Het hof overweegt voorts dat in de procedure in eerste aanleg de kantonrechter in het vonnis van 4 augustus 2021 heeft vastgesteld dat het geschil in conventie ziet op een huurovereenkomst. Partij bij die huurovereenkomst zijn [de B.V.] als verhuurster en de maatschap [appellant] Register Belastingadviseurs als huurster. [geïntimeerde] , [x] en [appellant] zijn de vennoten van voornoemde maatschap. De kantonrechter heeft verder onder meer geoordeeld dat – samengevat – nu de vennootschap is ontbonden en de vereffening en verdeling van de maatschap nog niet heeft plaatsgevonden, de vennoten in beginsel gezamenlijk vereffenaar zijn.
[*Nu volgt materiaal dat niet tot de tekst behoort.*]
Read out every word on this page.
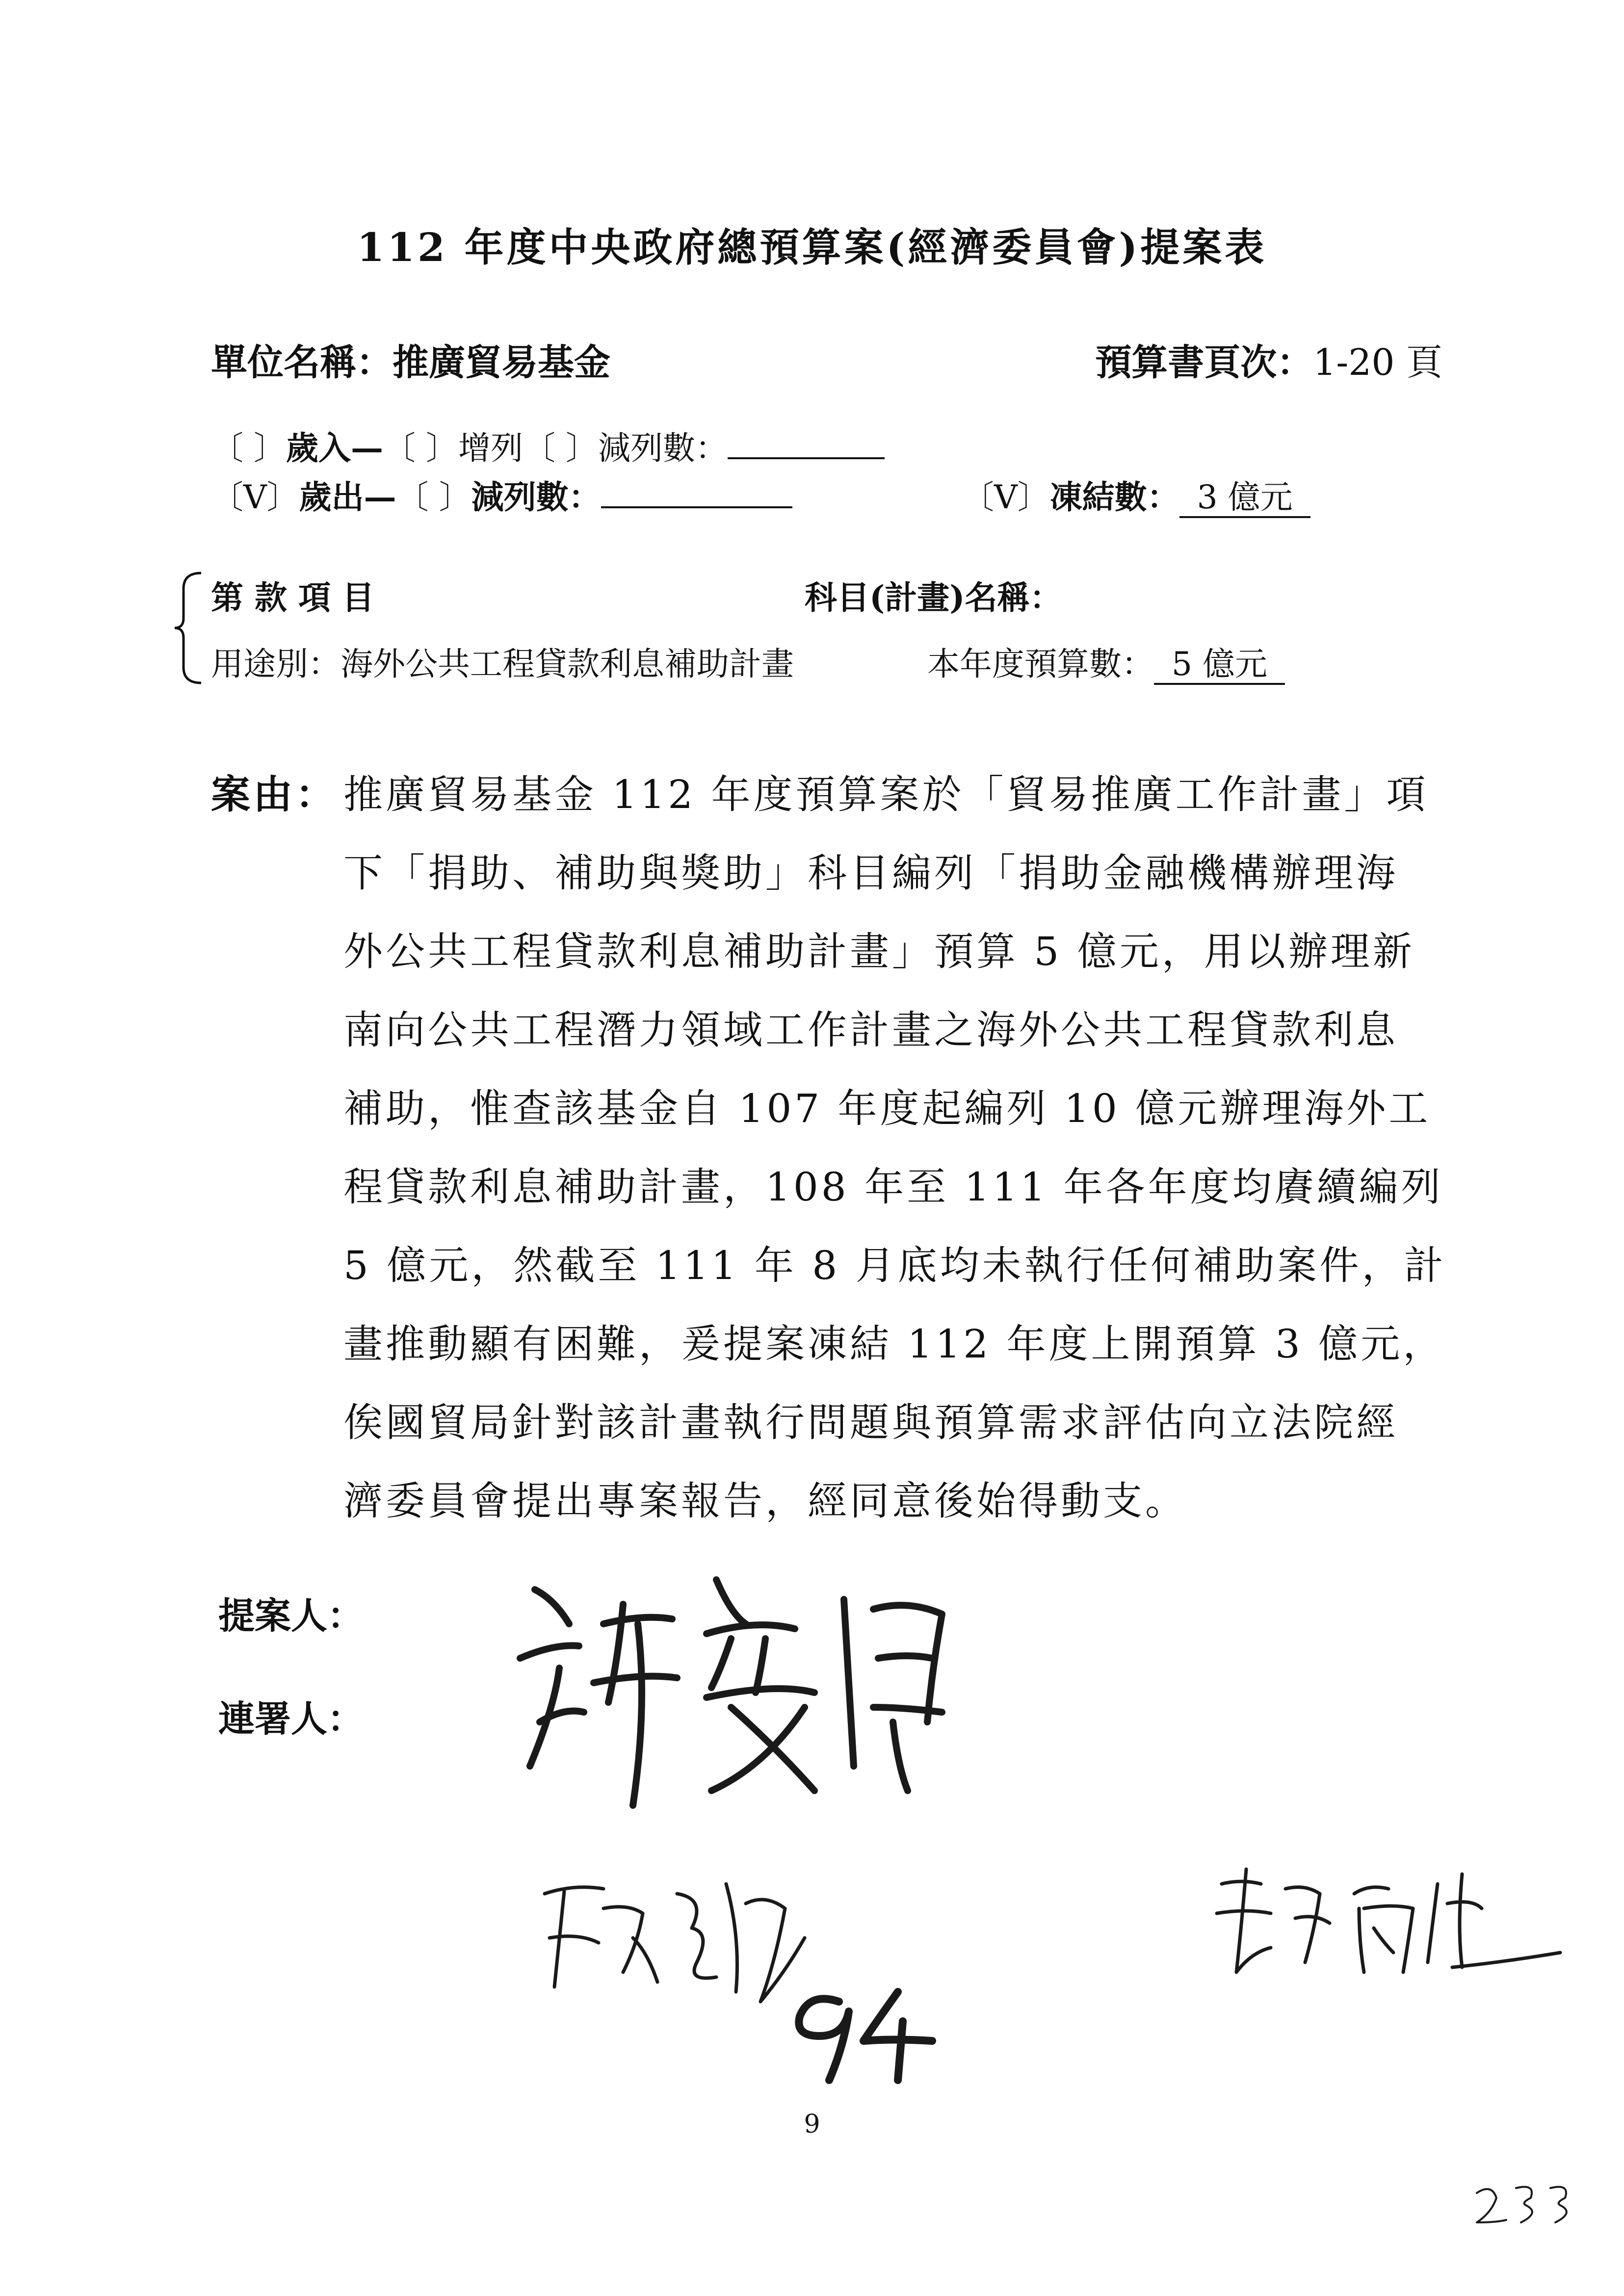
112 年度中央政府總預算案(經濟委員會)提案表
單位名稱：推廣貿易基金	預算書頁次：1-20 頁
〔 〕歲入—〔 〕增列〔 〕減列數：
〔V〕歲出—〔 〕減列數：	〔V〕凍結數： 3 億元
第 款 項 目	科目(計畫)名稱：
用途別：海外公共工程貸款利息補助計畫	本年度預算數： 5 億元
案由： 推廣貿易基金 112 年度預算案於「貿易推廣工作計畫」項
下「捐助、補助與獎助」科目編列「捐助金融機構辦理海
外公共工程貸款利息補助計畫」預算 5 億元，用以辦理新
南向公共工程潛力領域工作計畫之海外公共工程貸款利息
補助，惟查該基金自 107 年度起編列 10 億元辦理海外工
程貸款利息補助計畫，108 年至 111 年各年度均賡續編列
5 億元，然截至 111 年 8 月底均未執行任何補助案件，計
畫推動顯有困難，爰提案凍結 112 年度上開預算 3 億元，
俟國貿局針對該計畫執行問題與預算需求評估向立法院經
濟委員會提出專案報告，經同意後始得動支。
提案人：
連署人：
9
Dit betekent volgens de kantonrechter dat alle vennoten in de procedure moeten worden betrokken. Het hof is met de kantonrechter van oordeel dat nu het geschil betrekking heeft op een huurovereenkomst, sprake is van een rechtsverhouding waarbij het rechtens noodzakelijk is dat een beslissing daarover in dezelfde zin luidt ten aanzien van alle bij die rechtsverhouding betrokkenen. Gelet op deze processueel ondeelbare rechtsverhouding dient ook in de hoger beroepsprocedure [appellant] als vennoot in de procedure te worden betrokken.
3.5.
[appellant] is echter ook in hoger beroep niet door [de B.V.] gedagvaard, terwijl dat op grond van het vorenstaande wel moest. Gelet daarop zou het hof [de B.V.] formeel in de gelegenheid moeten stellen om [appellant] bij exploot alsnog op de voet van artikel 118 Rv op te roepen om in het geding te verschijnen. Echter, omdat [appellant] zelf in de incidentele vordering om hem moverende redenen heeft aangegeven te willen verschijnen, zal het hof om proceseconomische redenen [appellant] als verschenen procespartij (geïntimeerde sub 3) beschouwen en en in het dictum bepalen dat [appellant] als geïntimeerde sub 3 in deze procedure wordt betrokken. [de B.V.] hoeft daarom geen exploot tot oproeping uit te brengen.
3.6.
Het hof houdt de beslissing over de proceskosten aan tot de einduitspraak in de hoofdzaak.
In de hoofdzaak
3.7.
[appellant] verklaart dat hij in de hoofdzaak geen behoefte heeft om een schriftelijke conclusie te nemen. [appellant] onderschrijft de stellingen en vorderingen van [de B.V.] geheel. De zaak wordt daarom naar de rol verwezen voor beraad partijen. Iedere verdere beslissing wordt aangehouden.

4.De beslissing

Het hof:
in het incident:
wijst de vordering af;
houdt de beslissing over de proceskosten aan tot de einduitspraak in de hoofdzaak;
in de hoofdzaak:
verstaat dat [appellant] in het geding als partij is verschenen;
draagt de griffier op [appellant] als procespartij – geïntimeerde sub 3 – in te schrijven;
verwijst de zaak naar de rol van 9 mei 2023 voor beraad partijen;
houdt iedere verdere beslissing aan.
Dit arrest is gewezen door mrs. S.M.A.M. Venhuizen, E.H. Schulten en J.M.H. Schoenmakers en is in het openbaar uitgesproken door de rolraadsheer op 25 april 2023.